Second, ethnic minorities and materially deprived groups are much more likely to suffer from chronic multi-morbidities, making them highly susceptible to severe infection during an epidemic. This is by no means accidental but is an outcome of persistent structural and social inequalities (Shadmi 2013). In addition, disparities in the rates of testing between social groups have also been identified. One study from New York City reported that while testing rates were evenly distributed across income groups, a significantly higher percentage were positive in the poorest (62%) as compared with the richest (35%) zip codes (Schmitt-Grohé et al. 2020)—suggesting testing is not proportional to incidence, which may further increase the disease gradient.

Third, there are also socio-cultural challenges which are exacerbated by the “average-population” approach to public health. There has been a surge in misconceptions and misinformation during the pandemic, particularly in ethnic minorities, which have reduced adherence to preventive practices. Myths around “genetic immunity”, immunity due to tuberculosis vaccination, and claims around food and traditional remedies have spread like wildfire (Laurencin and McClinton 2020). Unfortunately, while public health professionals were obsessed with handwashing advice, there has been no serious effort to discredit these myths and move beyond a one-size-fits-all approach to public health. Finally, while data on the current pandemic are still emerging, previous pandemics (Brien et al. 2012) have shown that significant inequities in access to treatment and preventive measures may go unreported, leading to disproportionately worse outcomes for socio-economically deprived and ethnically diverse communities.
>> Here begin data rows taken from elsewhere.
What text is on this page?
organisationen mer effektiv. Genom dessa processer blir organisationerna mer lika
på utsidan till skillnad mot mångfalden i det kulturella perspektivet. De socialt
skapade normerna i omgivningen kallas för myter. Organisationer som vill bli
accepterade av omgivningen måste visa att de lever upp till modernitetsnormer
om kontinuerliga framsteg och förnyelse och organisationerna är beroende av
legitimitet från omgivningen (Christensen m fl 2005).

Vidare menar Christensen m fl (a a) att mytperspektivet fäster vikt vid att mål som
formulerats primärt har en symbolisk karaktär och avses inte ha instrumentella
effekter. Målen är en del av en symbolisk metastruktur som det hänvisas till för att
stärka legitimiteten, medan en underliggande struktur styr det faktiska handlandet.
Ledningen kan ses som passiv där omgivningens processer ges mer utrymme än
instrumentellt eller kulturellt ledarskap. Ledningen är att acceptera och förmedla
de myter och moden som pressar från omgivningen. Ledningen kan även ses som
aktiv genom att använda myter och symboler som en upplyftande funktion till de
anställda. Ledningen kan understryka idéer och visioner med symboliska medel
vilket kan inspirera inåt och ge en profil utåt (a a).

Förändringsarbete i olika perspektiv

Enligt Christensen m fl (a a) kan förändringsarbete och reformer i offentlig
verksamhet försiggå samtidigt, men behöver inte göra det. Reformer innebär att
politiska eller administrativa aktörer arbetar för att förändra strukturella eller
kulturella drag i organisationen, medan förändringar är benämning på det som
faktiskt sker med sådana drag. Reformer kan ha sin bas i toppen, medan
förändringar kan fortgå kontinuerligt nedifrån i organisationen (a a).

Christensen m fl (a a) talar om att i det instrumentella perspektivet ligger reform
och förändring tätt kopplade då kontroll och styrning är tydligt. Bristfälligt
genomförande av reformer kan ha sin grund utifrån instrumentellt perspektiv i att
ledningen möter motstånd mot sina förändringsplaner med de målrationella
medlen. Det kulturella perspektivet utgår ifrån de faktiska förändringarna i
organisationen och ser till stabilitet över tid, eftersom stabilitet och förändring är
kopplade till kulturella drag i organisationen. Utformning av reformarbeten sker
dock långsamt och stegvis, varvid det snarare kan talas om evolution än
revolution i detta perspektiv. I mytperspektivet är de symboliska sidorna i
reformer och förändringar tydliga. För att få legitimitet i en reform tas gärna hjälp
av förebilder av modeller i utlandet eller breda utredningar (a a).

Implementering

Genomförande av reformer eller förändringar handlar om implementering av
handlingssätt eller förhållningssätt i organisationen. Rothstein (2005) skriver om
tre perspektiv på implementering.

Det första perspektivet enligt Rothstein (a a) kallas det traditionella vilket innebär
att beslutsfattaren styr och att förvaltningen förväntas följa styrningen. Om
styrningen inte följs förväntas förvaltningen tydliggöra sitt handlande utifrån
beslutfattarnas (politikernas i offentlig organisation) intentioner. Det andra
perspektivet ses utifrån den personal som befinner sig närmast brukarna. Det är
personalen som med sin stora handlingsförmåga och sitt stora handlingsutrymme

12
Given the emerging evidence on inequalities in the health and economic burden from the current pandemic, we make the following recommendations to public health decision-makers:

  • Recommendation 1: Current surveillance and reporting of COVID-19 is based on aggregate figures which hide underlying inequalities. Reporting disaggregated statistics, at least broken down by the three groups identified, would facilitate targeted public health measures.

  • Recommendation 2: Current epidemiological models and analyses of policy options are mostly based on the average-population approach—this may “flatten the overall curve” but is likely to increase the health and economic burden for the groups we have identified. Policymakers need to understand and mitigate these impacts.

  • Recommendation 3: Testing is critical for early intervention. Because of the higher risk in marginalized groups, it is important to ramp up accessible testing in elderly care homes, workplaces of essential service workers and high-risk community hot spots.

  • Recommendation 4: It is vital that the public health discipline develop targeted information campaigns (in consultation with community influencers) that recognize socio-cultural practices, and the housing and economic challenges of the less privileged.

  • Recommendation 5: If and when a coronavirus vaccine is available, it is important that vulnerable groups, in addition to essential service workers, are prioritized, and potential inequalities in access are actively monitored.


COVID-19 pandemic has disproportionately impacted the already marginalized groups in our societies. While governments around the world face a trade-off between flattening the epidemiological curve versus flattening the economy, it is important that policymakers take specific measures to address the emerging disparities in the health and economic impact of the pandemic.